Maladie hépatique chronique : complications de la cirrhose et prise en charge

Maladie hépatique chronique : complications de la cirrhose et prise en charge
15 déc., 2025
par Jacqueline Bronsema | déc., 15 2025 | Santé & Bien-être | 0 Commentaires

La cirrhose n’est pas une maladie en soi, mais le point de non-retour d’une lésion hépatique chronique. Quand le foie est endommagé pendant des années - par l’alcool, l’hépatite C, l’obésité ou d’autres causes - il tente de se réparer. Mais au lieu de régénérer des cellules saines, il forme du tissu cicatriciel. Ce tissu dur et rigide bloque le flux sanguin, perturbe les fonctions vitales et finit par faire échouer l’organe. En 2022, plus de 600 000 Américains vivaient avec une cirrhose déclarée. En France, les chiffres sont similaires : environ 150 000 personnes sont concernées, avec une progression silencieuse pendant des années avant que les symptômes ne deviennent visibles.

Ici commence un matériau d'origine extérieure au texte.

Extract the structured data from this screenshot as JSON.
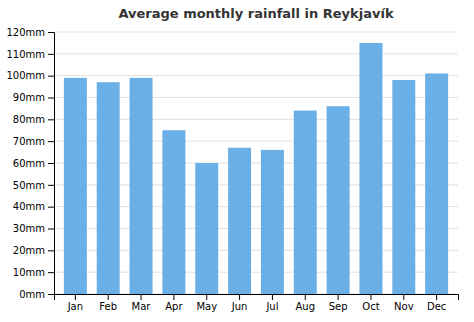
{
  "chart_data": {
    "type": "bar",
    "title": "Average monthly rainfall in Reykjavík",
    "categories": [
      "Jan",
      "Feb",
      "Mar",
      "Apr",
      "May",
      "Jun",
      "Jul",
      "Aug",
      "Sep",
      "Oct",
      "Nov",
      "Dec"
    ],
    "values": [
      99,
      97,
      99,
      75,
      60,
      67,
      66,
      84,
      86,
      115,
      98,
      101
    ],
    "color": "#6aafe6",
    "ylim": [
      0,
      120
    ],
    "yticks": [
      {
        "value": 0,
        "label": "0mm"
      },
      {
        "value": 10,
        "label": "10mm"
      },
      {
        "value": 20,
        "label": "20mm"
      },
      {
        "value": 30,
        "label": "30mm"
      },
      {
        "value": 40,
        "label": "40mm"
      },
      {
        "value": 50,
        "label": "50mm"
      },
      {
        "value": 60,
        "label": "60mm"
      },
      {
        "value": 70,
        "label": "70mm"
      },
      {
        "value": 80,
        "label": "80mm"
      },
      {
        "value": 90,
        "label": "90mm"
      },
      {
        "value": 100,
        "label": "100mm"
      },
      {
        "value": 110,
        "label": "110mm"
      },
      {
        "value": 120,
        "label": "120mm"
      }
    ],
    "grid": true
  }
}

Comment reconnaître les signes avant-coureurs ?

Beaucoup de patients ignorent qu’ils ont une cirrhose jusqu’à ce qu’ils soient hospitalisés pour une complication grave. Pourtant, les premiers signes sont souvent présents, même s’ils sont discrets. La fatigue persistante touche 72 % des personnes atteintes, selon des données de l’Université de Miami. Ce n’est pas une simple fatigue passagère : c’est un épuisement qui ne passe pas avec le repos. On retrouve aussi une perte de poids involontaire chez 65 % des patients, une tendance à bruire facilement (à cause d’un défaut de coagulation), des jambes gonflées (œdèmes périphériques) et des démangeaisons intenses (prurit).

Quand la maladie progresse, les symptômes deviennent plus alarmants. La peau et les yeux jaunissent (jaunisse), l’abdomen s’arrondit brutalement (ascite), l’esprit se brouille (encéphalopathie hépatique), et des saignements internes peuvent survenir. L’ascite apparaît chez la moitié des patients dans les 10 ans suivant le diagnostic. L’encéphalopathie, elle, touche entre 30 et 45 % des personnes en stade décompensé : elles ont du mal à se concentrer, oublient des choses, ou deviennent confuses, voire agitées. Ce n’est pas de la vieillesse - c’est le foie qui ne filtre plus les toxines.

Les complications : un escalier vers l’urgence

La cirrhose ne se contente pas de ralentir le foie : elle déclenche une cascade de complications mortelles. La première est l’hypertension portale : la pression dans la veine qui alimente le foie monte au-delà de 10 mmHg. C’est ce qui cause l’ascite, les varices œsophagiennes et la rate agrandie.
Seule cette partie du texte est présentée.